Rules = kernel config; skills = demand-paged libraries; memory = filesystem; subagents = processes with isolated address spaces; the context window = physical RAM the OS allocates. Lets you reason about: why harness design matters more than model choice for many tasks, and what's still missing (schedulers, quotas, protection rings).

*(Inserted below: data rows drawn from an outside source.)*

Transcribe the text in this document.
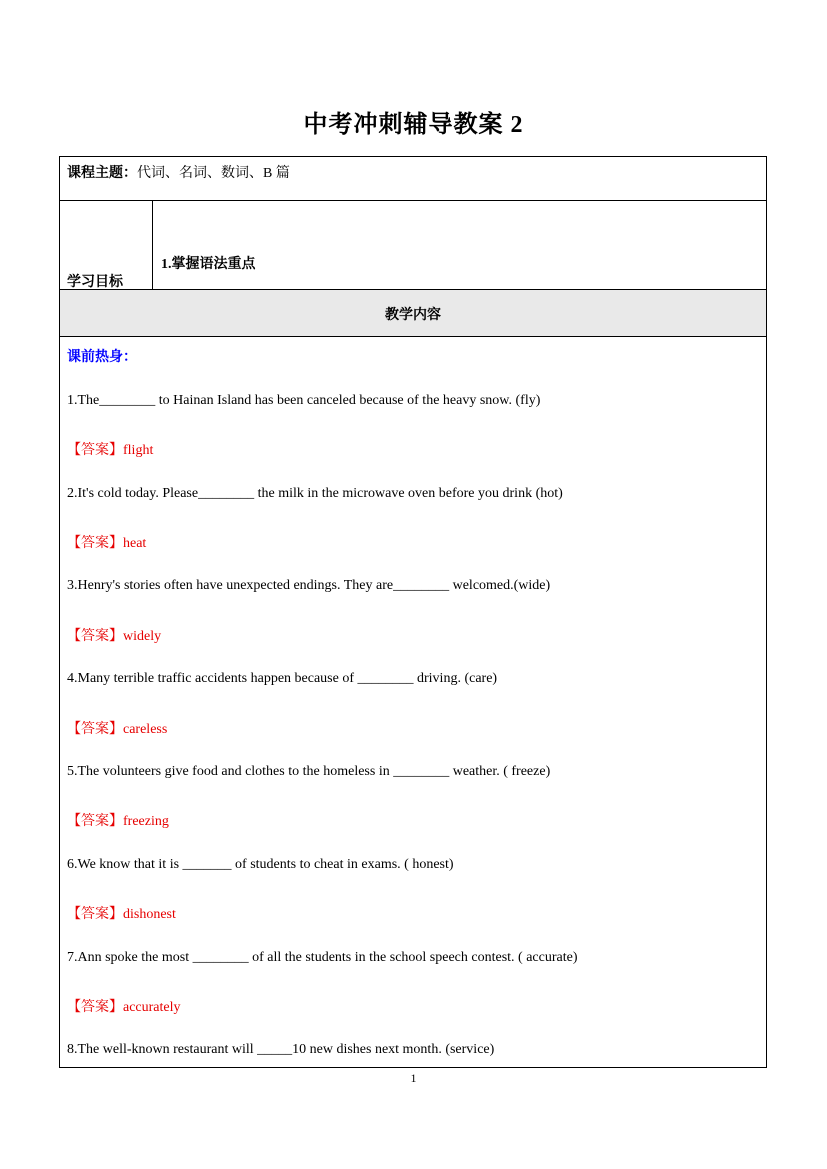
中考冲刺辅导教案 2
课程主题：代词、名词、数词、B 篇
学习目标
1.掌握语法重点
教学内容
课前热身：
1.The________ to Hainan Island has been canceled because of the heavy snow. (fly)
【答案】flight
2.It's cold today. Please________ the milk in the microwave oven before you drink (hot)
【答案】heat
3.Henry's stories often have unexpected endings. They are________ welcomed.(wide)
【答案】widely
4.Many terrible traffic accidents happen because of ________ driving. (care)
【答案】careless
5.The volunteers give food and clothes to the homeless in ________ weather. ( freeze)
【答案】freezing
6.We know that it is _______ of students to cheat in exams. ( honest)
【答案】dishonest
7.Ann spoke the most ________ of all the students in the school speech contest. ( accurate)
【答案】accurately
8.The well-known restaurant will _____10 new dishes next month. (service)
1
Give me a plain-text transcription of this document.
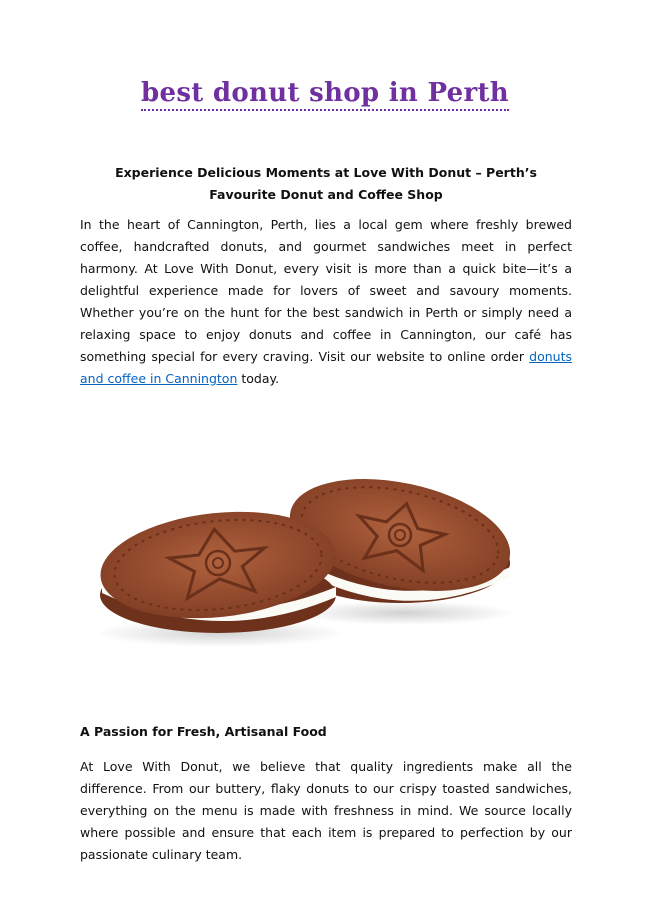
best donut shop in Perth
Experience Delicious Moments at Love With Donut – Perth’s Favourite Donut and Coffee Shop

In the heart of Cannington, Perth, lies a local gem where freshly brewed coffee, handcrafted donuts, and gourmet sandwiches meet in perfect harmony. At Love With Donut, every visit is more than a quick bite—it’s a delightful experience made for lovers of sweet and savoury moments. Whether you’re on the hunt for the best sandwich in Perth or simply need a relaxing space to enjoy donuts and coffee in Cannington, our café has something special for every craving. Visit our website to online order donuts and coffee in Cannington today.

A Passion for Fresh, Artisanal Food

At Love With Donut, we believe that quality ingredients make all the difference. From our buttery, flaky donuts to our crispy toasted sandwiches, everything on the menu is made with freshness in mind. We source locally where possible and ensure that each item is prepared to perfection by our passionate culinary team.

Weights are the compiled binary; context is the runtime configuration + heap. "Programming" an agent = curating what reaches its heap each call. Lets you reason about: why prompt/context engineering is a durable skill, not a passing trick — heaps need managing no matter how good binaries get.
07 Common Misconceptions
"Million-token windows make all this obsolete." The same was said of RAM killing caches and SSDs killing buffer pools. Bigger windows raise the ceiling; they don't change that filled windows cost linearly per request (doc 07), decode slower per token (doc 06), and dilute attention. Hierarchy management survives every capacity jump — it has for sixty years.
"Memory banks are RAG with extra steps." They overlap, but differ in provenance and write path: RAG retrieves from a corpus you indexed; a memory bank is written by the agent itself — curated conclusions, not raw documents. The write policy (what's worth persisting) is the hard part, just as cache write-back policy is harder than read caching.
"More instructions in the system prompt = more reliable agent." Past a point, strictly worse: every rule taxes every request (prefill + decode), and rules compete with the task for attention. The skill/rule split exists precisely to keep the always-loaded set minimal — pin only what's truly global.
"Subagents are about parallelism." Sometimes, but their primary value is context isolation — the parent's window stays clean. A sequential subagent that returns a tight summary is usually a bigger win than three parallel ones returning verbose dumps.